Erstellt am 11. November 2015, 05:32

von Susanne Bauer

Nach Harakiri-Manöver : VS-Direktorin kracht in Lkw. Fahrer wendete seinen Lastwagen im dichten Herbstnebel und löste Massenkarambolage mit insgesamt sechs Fahrzeugen aus. Eine Lenkerin kam ins Spital.
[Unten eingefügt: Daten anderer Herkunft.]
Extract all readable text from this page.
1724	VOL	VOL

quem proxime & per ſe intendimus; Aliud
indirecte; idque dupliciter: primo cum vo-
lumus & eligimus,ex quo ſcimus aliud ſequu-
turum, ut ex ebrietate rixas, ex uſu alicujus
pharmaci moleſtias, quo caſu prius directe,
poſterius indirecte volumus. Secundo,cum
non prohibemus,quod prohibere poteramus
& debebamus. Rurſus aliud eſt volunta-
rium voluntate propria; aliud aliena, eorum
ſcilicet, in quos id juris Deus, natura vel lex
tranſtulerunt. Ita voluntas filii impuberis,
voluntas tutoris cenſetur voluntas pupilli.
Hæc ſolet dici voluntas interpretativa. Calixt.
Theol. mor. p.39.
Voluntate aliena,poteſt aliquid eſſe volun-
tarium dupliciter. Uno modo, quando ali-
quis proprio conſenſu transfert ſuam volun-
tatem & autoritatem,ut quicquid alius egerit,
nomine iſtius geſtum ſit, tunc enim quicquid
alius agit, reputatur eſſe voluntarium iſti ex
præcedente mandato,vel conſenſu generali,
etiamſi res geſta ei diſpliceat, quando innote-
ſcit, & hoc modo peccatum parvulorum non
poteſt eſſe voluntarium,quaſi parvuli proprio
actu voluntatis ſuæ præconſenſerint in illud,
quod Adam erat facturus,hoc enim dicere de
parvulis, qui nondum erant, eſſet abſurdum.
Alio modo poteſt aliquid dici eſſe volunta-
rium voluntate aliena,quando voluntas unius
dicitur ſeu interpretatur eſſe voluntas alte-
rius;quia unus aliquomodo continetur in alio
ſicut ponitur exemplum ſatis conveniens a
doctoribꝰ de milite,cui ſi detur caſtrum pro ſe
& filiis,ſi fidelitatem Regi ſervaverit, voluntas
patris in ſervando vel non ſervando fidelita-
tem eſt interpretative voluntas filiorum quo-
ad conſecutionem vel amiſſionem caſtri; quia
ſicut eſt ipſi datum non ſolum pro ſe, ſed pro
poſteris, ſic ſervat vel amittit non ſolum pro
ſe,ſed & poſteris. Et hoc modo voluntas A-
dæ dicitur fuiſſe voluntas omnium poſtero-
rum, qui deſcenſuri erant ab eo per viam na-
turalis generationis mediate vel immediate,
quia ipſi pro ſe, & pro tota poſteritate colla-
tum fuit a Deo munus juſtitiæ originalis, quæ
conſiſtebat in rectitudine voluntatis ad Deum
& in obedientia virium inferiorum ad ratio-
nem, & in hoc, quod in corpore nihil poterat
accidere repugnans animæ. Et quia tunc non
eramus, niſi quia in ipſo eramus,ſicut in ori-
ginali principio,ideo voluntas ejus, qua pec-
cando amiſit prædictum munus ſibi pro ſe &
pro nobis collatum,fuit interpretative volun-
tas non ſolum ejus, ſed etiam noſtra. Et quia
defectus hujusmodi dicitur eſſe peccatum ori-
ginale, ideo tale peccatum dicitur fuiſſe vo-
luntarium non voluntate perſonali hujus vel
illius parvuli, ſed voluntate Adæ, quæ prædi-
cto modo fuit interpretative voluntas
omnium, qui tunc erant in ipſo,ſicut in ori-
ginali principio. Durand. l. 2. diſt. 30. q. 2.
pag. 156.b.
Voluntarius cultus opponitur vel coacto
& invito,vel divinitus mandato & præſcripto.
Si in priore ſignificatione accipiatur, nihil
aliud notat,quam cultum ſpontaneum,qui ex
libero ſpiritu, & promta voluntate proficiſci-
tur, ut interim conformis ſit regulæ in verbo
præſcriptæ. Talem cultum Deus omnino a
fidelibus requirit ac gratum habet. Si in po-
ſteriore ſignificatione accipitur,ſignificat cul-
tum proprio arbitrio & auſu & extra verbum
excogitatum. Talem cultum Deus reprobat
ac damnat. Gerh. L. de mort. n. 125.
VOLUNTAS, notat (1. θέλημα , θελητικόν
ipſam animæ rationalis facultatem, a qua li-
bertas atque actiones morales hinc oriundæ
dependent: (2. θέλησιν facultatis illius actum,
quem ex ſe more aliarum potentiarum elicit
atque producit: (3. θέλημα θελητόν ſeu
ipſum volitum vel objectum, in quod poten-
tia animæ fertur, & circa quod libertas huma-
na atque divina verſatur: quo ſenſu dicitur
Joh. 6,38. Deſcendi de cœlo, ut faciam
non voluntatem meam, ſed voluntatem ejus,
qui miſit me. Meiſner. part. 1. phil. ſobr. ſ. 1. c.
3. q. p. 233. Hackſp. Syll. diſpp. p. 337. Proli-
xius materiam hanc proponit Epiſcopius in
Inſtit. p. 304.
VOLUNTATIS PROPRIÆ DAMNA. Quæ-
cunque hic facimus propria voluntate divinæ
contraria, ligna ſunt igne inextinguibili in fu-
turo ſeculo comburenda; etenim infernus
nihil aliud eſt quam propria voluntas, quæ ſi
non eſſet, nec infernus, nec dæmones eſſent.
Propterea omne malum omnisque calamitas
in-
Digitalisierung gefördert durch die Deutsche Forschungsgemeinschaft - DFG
Auto-Carambol, nachdem ein Lkw auf der B 6 im Nebel umdrehen wollte: Fünf Autos beteiligt, eine Lenkerin unbestimmten Grades verletzt.  |  NOEN, FF Laa

Fataler Fehler eines Lkw-Fahrers im Herbstnebel: Auf Höhe der „Loamgrui“ führte er am Donnerstagmorgen auf der B6 ein Wendemanöver bei dichtem Nebel durch. Aufgrund der schlechten Sichtverhältnisse krachten zwei Pkws, einer aus Unterstinkenbrunn und einer aus Eichenbrunn kommend, gegen den Lastwagen.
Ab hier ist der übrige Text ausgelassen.